Les salles d'audience sont des lieux où le temps se comporte différemment. Les minutes s'allongent, les mots s'installent lourdement, et le silence porte sa propre autorité. À Hong Kong, cette immobilité est revenue alors que les juges écoutaient les arguments concernant la sentence de Jimmy Lai, l'ancien éditeur dont le nom est devenu l'incarnation d'une lutte plus large pour l'expression, le pouvoir et les conséquences.
Lai, le fondateur du désormais défunt journal Apple Daily, est apparu alors que les équipes juridiques présentaient des soumissions liées à la sentence suite à sa condamnation en vertu de la législation sur la sécurité nationale. Les procédures se sont déroulées de manière méthodique, le tribunal pesant les arguments concernant l'intention, l'impact et la proportionnalité. À la fin de la session, aucune décision n'avait été prise, et le jugement a été différé.

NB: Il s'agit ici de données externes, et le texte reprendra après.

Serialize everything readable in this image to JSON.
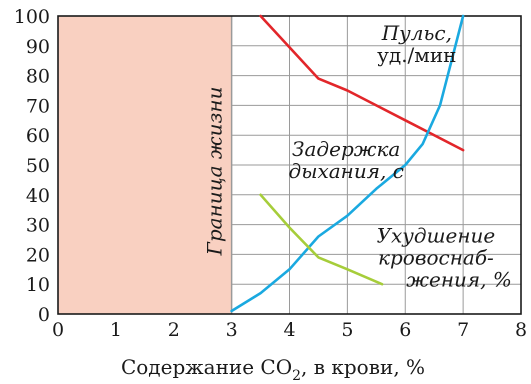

Autrefois figure emblématique du paysage médiatique de Hong Kong, Lai a construit sa carrière autour d'une publication connue pour son ton confrontant et sa critique ouverte des autorités de Pékin et de la direction de la ville. Pour ses partisans, il représente la défiance et la persistance ; pour ses détracteurs, la provocation et la déstabilisation. Au tribunal, ces récits ont été mis de côté au profit des lois, des précédents et d'un langage juridique mesuré.
La phase de sentencing revêt un poids particulier. C'est ici que les violations abstraites se traduisent en années, mois et conditions — en conséquences qui s'étendent au-delà de la salle d'audience. Les procureurs ont soutenu que la gravité des infractions justifiait une peine substantielle, tandis que la défense a souligné l'âge, la santé et la nature non violente des actions de Lai.
Dehors, la ville a poursuivi ses routines, même si l'affaire persistait dans la conscience publique. Depuis l'introduction de la loi sur la sécurité nationale, l'environnement juridique et civique de Hong Kong a considérablement changé. Des médias ont fermé, des groupes de la société civile se sont dissous, et les limites de l'expression permise se sont rétrécies, redéfinissant la manière dont la dissidence s'exprime, si tant est qu'elle s'exprime.
L'affaire de Lai s'inscrit dans cette transformation plus large. Il ne s'agit pas seulement d'un éditeur ou d'un journal, mais de la manière dont l'autorité est affirmée et contestée dans une ville longtemps habituée à l'autonomie juridique et au débat ouvert. Le retard dans la sentence ne fait guère pour résoudre ces tensions, prolongeant plutôt un moment d'incertitude.
À la fin de l'audience, le tribunal n'a pas annoncé quand une décision serait rendue. Cette absence d'immédiateté a laissé la question en suspens — non résolue, mais en attente. Dans cette attente, le sens s'accumule, façonné par le précédent, l'attente et la mémoire de ce que Hong Kong s'était autrefois permis d'être.
Pour l'instant, le marteau reste immobile. La sentence, quelle qu'en soit la forme, n'a pas encore été inscrite au dossier. Jusqu'à ce qu'elle le soit, la salle d'audience retient son souffle, et, de manière plus discrète, la ville au-delà de ses murs aussi.
Publié par Banx Network. Cet article fait partie du programme de médias décentralisés Banx, propulsé par le jeton BXE sur le XRP Ledger.